D. The Materiality of Woods's Omission
Courts have recognized that information regarding a plaintiff's litigation history is useful to the court:
[I]t allows efficient consideration of whether the prisoner is entitled to pursue the current action under the “three strikes” provision of the Prison Litigation Reform Act; it allows consideration of whether the action is related to, or otherwise should be considered in conjunction with or by the same judge who presided over, another action; it allows consideration of whether any ruling in the other action affects the prisoner's current case. All of these things are appropriately considered in connection with the preliminary review of such a complaint under the Prison Litigation Reform Act.Spires v. Taylor, No. 3:00-cv-249-RH (N.D. Fla. Oct. 27, 2000) (Order of Dismissal). Also, this “information may assist a court in identifying suits that are repetitious of prior or pending lawsuits and hence frivolous . . . .” Epps, 888 F.2d at 969. “Every lawsuit filed, no matter how frivolous or repetitious, requires the investment of court time ....” Procup, 792 F.2d at 1072.
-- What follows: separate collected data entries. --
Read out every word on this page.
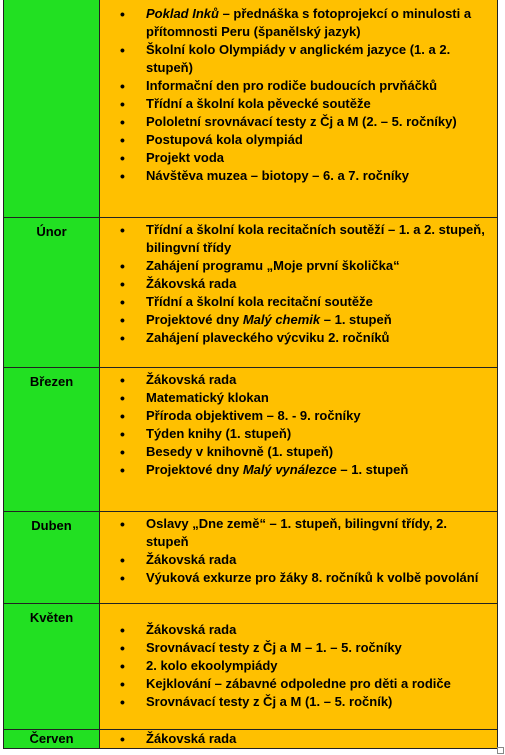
• Poklad Inků – přednáška s fotoprojekcí o minulosti a přítomnosti Peru (španělský jazyk)
• Školní kolo Olympiády v anglickém jazyce (1. a 2. stupeň)
• Informační den pro rodiče budoucích prvňáčků
• Třídní a školní kola pěvecké soutěže
• Pololetní srovnávací testy z Čj a M (2. – 5. ročníky)
• Postupová kola olympiád
• Projekt voda
• Návštěva muzea – biotopy – 6. a 7. ročníky
Únor	• Třídní a školní kola recitačních soutěží – 1. a 2. stupeň, bilingvní třídy
• Zahájení programu „Moje první školička“
• Žákovská rada
• Třídní a školní kola recitační soutěže
• Projektové dny Malý chemik – 1. stupeň
• Zahájení plaveckého výcviku 2. ročníků
Březen	• Žákovská rada
• Matematický klokan
• Příroda objektivem – 8. - 9. ročníky
• Týden knihy (1. stupeň)
• Besedy v knihovně (1. stupeň)
• Projektové dny Malý vynálezce – 1. stupeň
Duben	• Oslavy „Dne země“ – 1. stupeň, bilingvní třídy, 2. stupeň
• Žákovská rada
• Výuková exkurze pro žáky 8. ročníků k volbě povolání
Květen
• Žákovská rada
• Srovnávací testy z Čj a M – 1. – 5. ročníky
• 2. kolo ekoolympiády
• Kejklování – zábavné odpoledne pro děti a rodiče
• Srovnávací testy z Čj a M (1. – 5. ročník)
Červen	• Žákovská rada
“Federal courts have both the inherent power and the constitutional obligation to protect their jurisdiction from conduct which impairs their ability to carry out Article III functions.” Id. at 1073; In re Martin-Trigona, 737 F.2d 1254, 1261-62 (2d Cir. 1984). Similarly, courts have “a responsibility to prevent single litigants from unnecessarily encroaching on the judicial machinery needed by others.” Procup, 792 F.2d at 1074. Requiring prisoner-plaintiffs to disclose their record of litigation serves all of these compelling interests. Thus, to conserve judicial resources and effectively manage their dockets, courts are well within their discretion to require prisoner litigants to disclose their litigation history. See Smith v. Psychiatric Sols., Inc. 750 F.3d 1253, 1262 (11th Cir. 2014) (noting that district courts have “unquestionable authority to control their own dockets; this authority includes broad discretion in deciding how best to manage the cases before them”).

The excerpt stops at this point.